Note: if no run_sheet.csv-file is provided prior to initiating the pipeline, a script will be run on a specified raw-directory (which can be adjusted in the config.yaml-file), where it searches for run_id and accompanying forward (runxx_f.fastq) and reverse runxx_r.fastq) read files. This may only work with a consistent naming scheme.

Step 4: prepare to run the pipeline

  1. First initiate an interactive session using srun:
srun --time="00:30:00" --pty bash

Adjust --time= for a longer session.

  1. Activate the snakemake-environment (named snakemake):
conda activate snakemake

Note that this environment should be available for group members (installed here: hpc/dla_mm/bogaert/miniconda3/envs/snakemake). If this is not the case, the following command can be used to install the needed conda-environment:

conda env create -f workflow/envs/snakemake.yaml
  1. Install conda environments within the project folder (necessary to run snakemake):
snakemake -n --use-conda --create-envs-only

This will create two conda-environments according to the workflow/envs-files (qc and sabre).

  1. (Dry)run snakemake:

First dryrun snakemake to see whether all files needed are present:

snakemake -np

Note the following command can be used to run the pipeline in an interactive session, yet this is only advised when working with small files:

snakemake --use-conda --cores 1

Step 5: run snakemake on cluster

Set up a Snakemake SLURM profile as described here. If needed adjust the time/memory allocated per rule in the Snakefile adjusting the resources.

snakemake --profile slurm

Output

The following tree structure gives an overview of the files that are created after running the pipeline.

demux
└── config
    └── sample_sheet.csv
    logs
    ├── demux_overview.csv
    ├── demux_runxx.log
    └── demux_runyy.log
    data
    ├── demux
    │   ├── sample1_R1_001.fastq.gz
    │   ├── sample1_R2_001.fastq.gz
    │   ├── sample2_R1_001.fastq.gz
    │   └── sample2_R2_001.fastq.gz
    ├── demux_mapping
    │   ├── demux_mapping_runxx.txt
    │   └── demux_mapping_runyy.txt
    └── qc
        ├── fastqc_input
        │   ├── runxx_f_fastqc.html
        │   ├── runyy_f_fastqc.zip
        │   ├── runxx_r_fastqc.html
        │   └── runyy_r_fastqc.zip
        └── multiqc_input
            └── multiqc.html

These files include:

  1. config/sample_sheet.csv; file that can be used in a subsequent pipeline (e.g.

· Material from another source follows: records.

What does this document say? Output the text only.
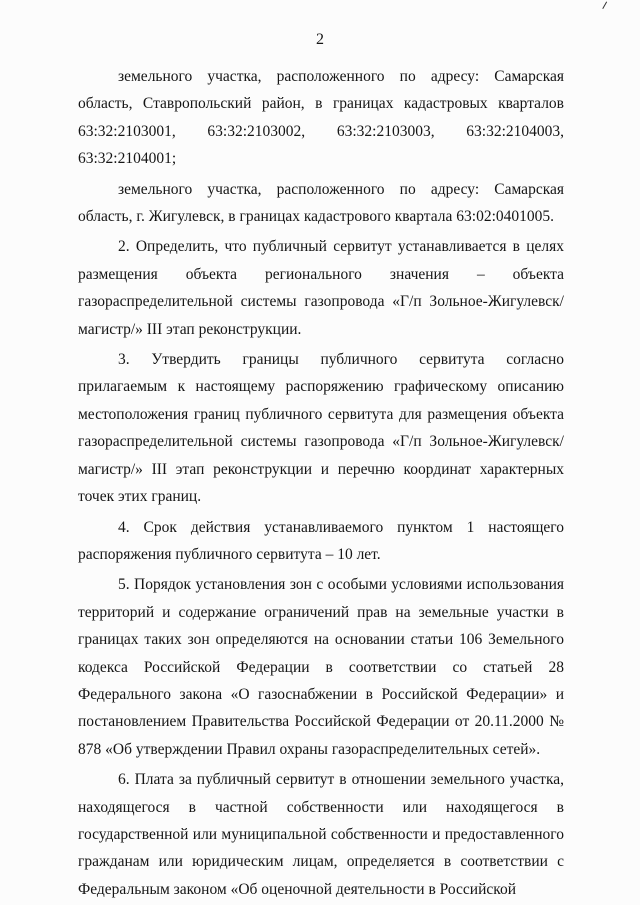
2

земельного участка, расположенного по адресу: Самарская область, Ставропольский район, в границах кадастровых кварталов 63:32:2103001, 63:32:2103002, 63:32:2103003, 63:32:2104003, 63:32:2104001;

земельного участка, расположенного по адресу: Самарская область, г. Жигулевск, в границах кадастрового квартала 63:02:0401005.

2. Определить, что публичный сервитут устанавливается в целях размещения объекта регионального значения – объекта газораспределительной системы газопровода «Г/п Зольное-Жигулевск/магистр/» III этап реконструкции.

3. Утвердить границы публичного сервитута согласно прилагаемым к настоящему распоряжению графическому описанию местоположения границ публичного сервитута для размещения объекта газораспределительной системы газопровода «Г/п Зольное-Жигулевск/магистр/» III этап реконструкции и перечню координат характерных точек этих границ.

4. Срок действия устанавливаемого пунктом 1 настоящего распоряжения публичного сервитута – 10 лет.

5. Порядок установления зон с особыми условиями использования территорий и содержание ограничений прав на земельные участки в границах таких зон определяются на основании статьи 106 Земельного кодекса Российской Федерации в соответствии со статьей 28 Федерального закона «О газоснабжении в Российской Федерации» и постановлением Правительства Российской Федерации от 20.11.2000 № 878 «Об утверждении Правил охраны газораспределительных сетей».

6. Плата за публичный сервитут в отношении земельного участка, находящегося в частной собственности или находящегося в государственной или муниципальной собственности и предоставленного гражданам или юридическим лицам, определяется в соответствии с Федеральным законом «Об оценочной деятельности в Российской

DADA2) as a pointer towards the files in the data/demux-directory.
  2. logs/demux_overview; file providing an overview of all successfully demultiplexed files (including sample-IDs, barcodes and number of read-pairs).
  3. data/demux/-directory, containing per-sample .fastq.gz-files.
  4. qc-directory, containing multiqc.html, with quality measures per run.

Changelog

... [ work in progress]

Acknowledgements

I would like to acknowledge Mark Kroon (RIVM) for his help in setting up this pipeline.